Casiopeínas® are a family of patented CuII anticancer compounds. Cas II-gly and Cas VII-gly are formed by 4,7-dimethyl-1,10-phenanthroline (Me₂phen) or 1,10-phenanthroline (phen), respectively, and the bidentate glycinato ligand (Gly), plus a nitrate anion acting as a counterion. In biological fluids, they can keep their identity or form mixed species and adducts with several bioligands, in particular with proteins. In this study, the binding of Cas II-gly, and Cas VII-gly for comparison, to small proteins like myoglobin (Mb), ubiquitin (Ub), and lysozyme (Lyz) was evaluated through combination of instrumental (ESI-MS and EPR) and computational (dockings) methods.

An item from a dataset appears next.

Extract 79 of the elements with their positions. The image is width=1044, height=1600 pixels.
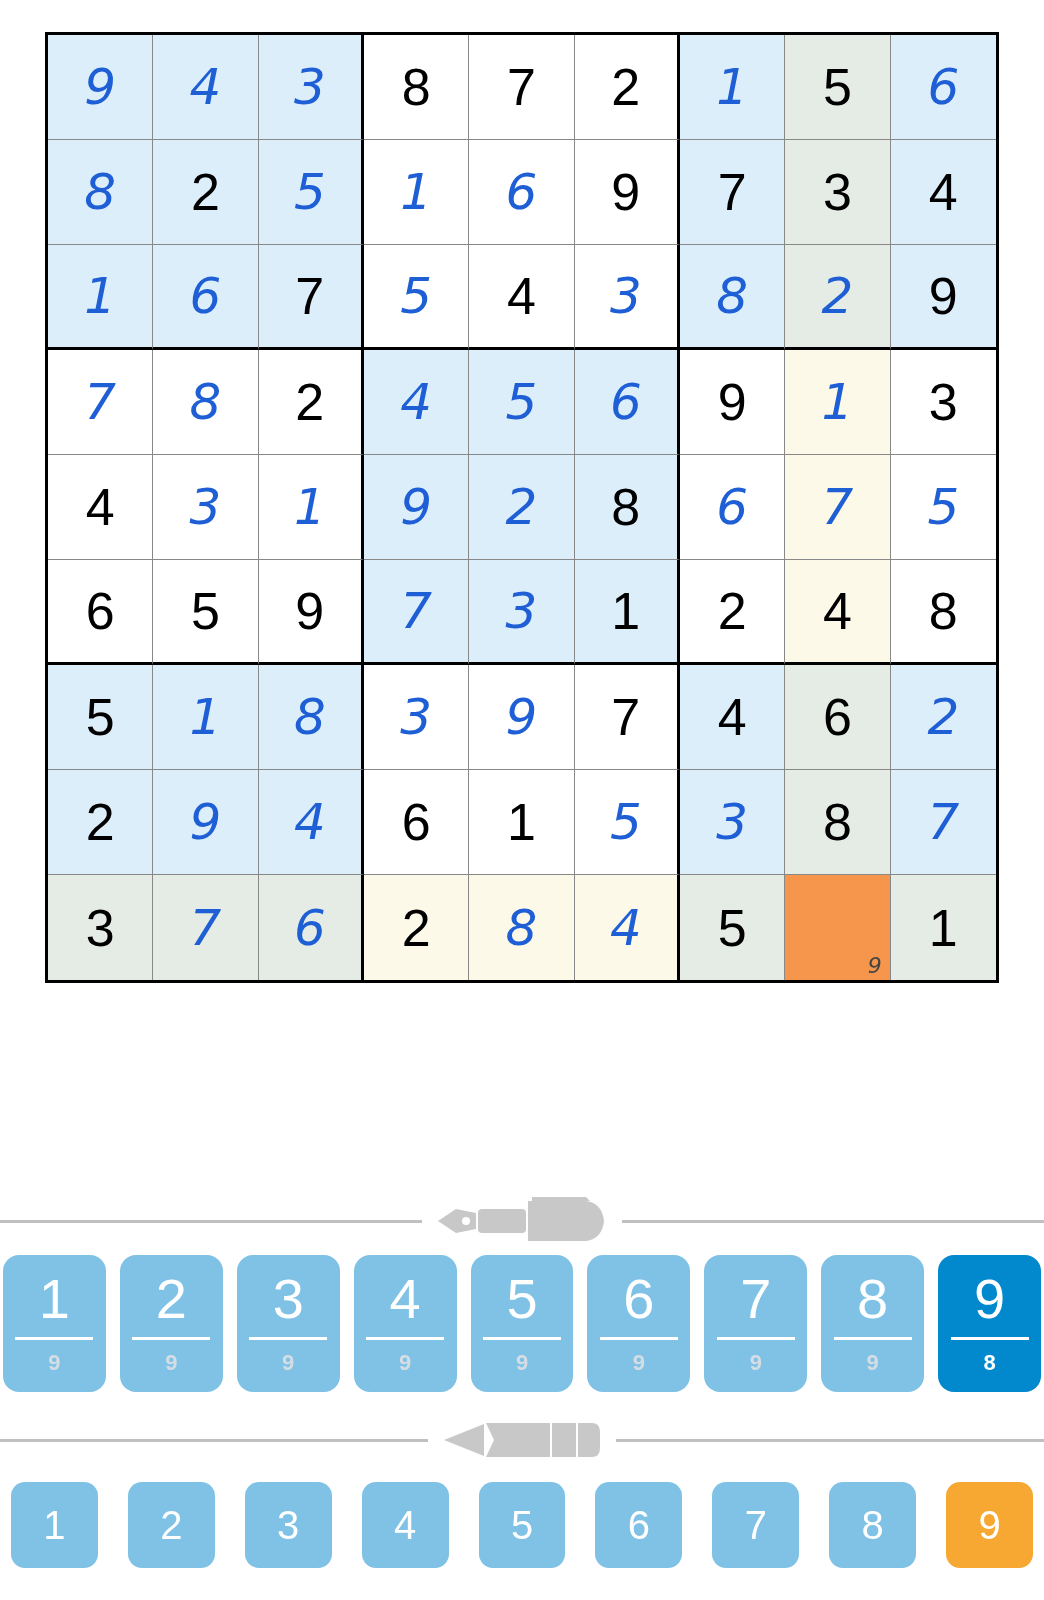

Simulations of the peak signals in the ESI-MS spectra allow confirming the formation of the adducts. The results indicated that in all systems adducts with formula Protein–[Cu^II(Me₂phen)]_n with n = 1-3 are formed after the replacement of glycinato in the equatorial positions by side-chain donors. Dockings shows that the three proteins use different donor sets to bind the fragment Cu^II(Me₂phen)²⁺: (N_His, N_His) or (N_His, COO^–_Asp/Glu) for Mb, N_His68 or (COO^–_Glu/Asp, COO^–_Glu/Asp) for Ub, (COO^–_Glu/Asp, CO) or only monodentate O donor for Lyz. The computational exploration of the protein structure reveals that more than one metal fragments can bind to the macromolecule. At the moment, it is not clear whether the formation of the adducts improves or worsens the action of Casiopeínas®. However, the obtained results suggest that, at the low copper concentrations found in the organism, the species Protein–[Cu^II(Me₂phen)]_n coexist with [Cu^II(Me₂phen)(Gly)]⁺ and the fragment Cu^II(Me₂phen)²⁺ which – in turn – could dissociate, at least partially, to Cu²⁺ ion and free ligand Me₂phen. Therefore, a mixture of species could be responsible of the biological activity of Casiopeínas®.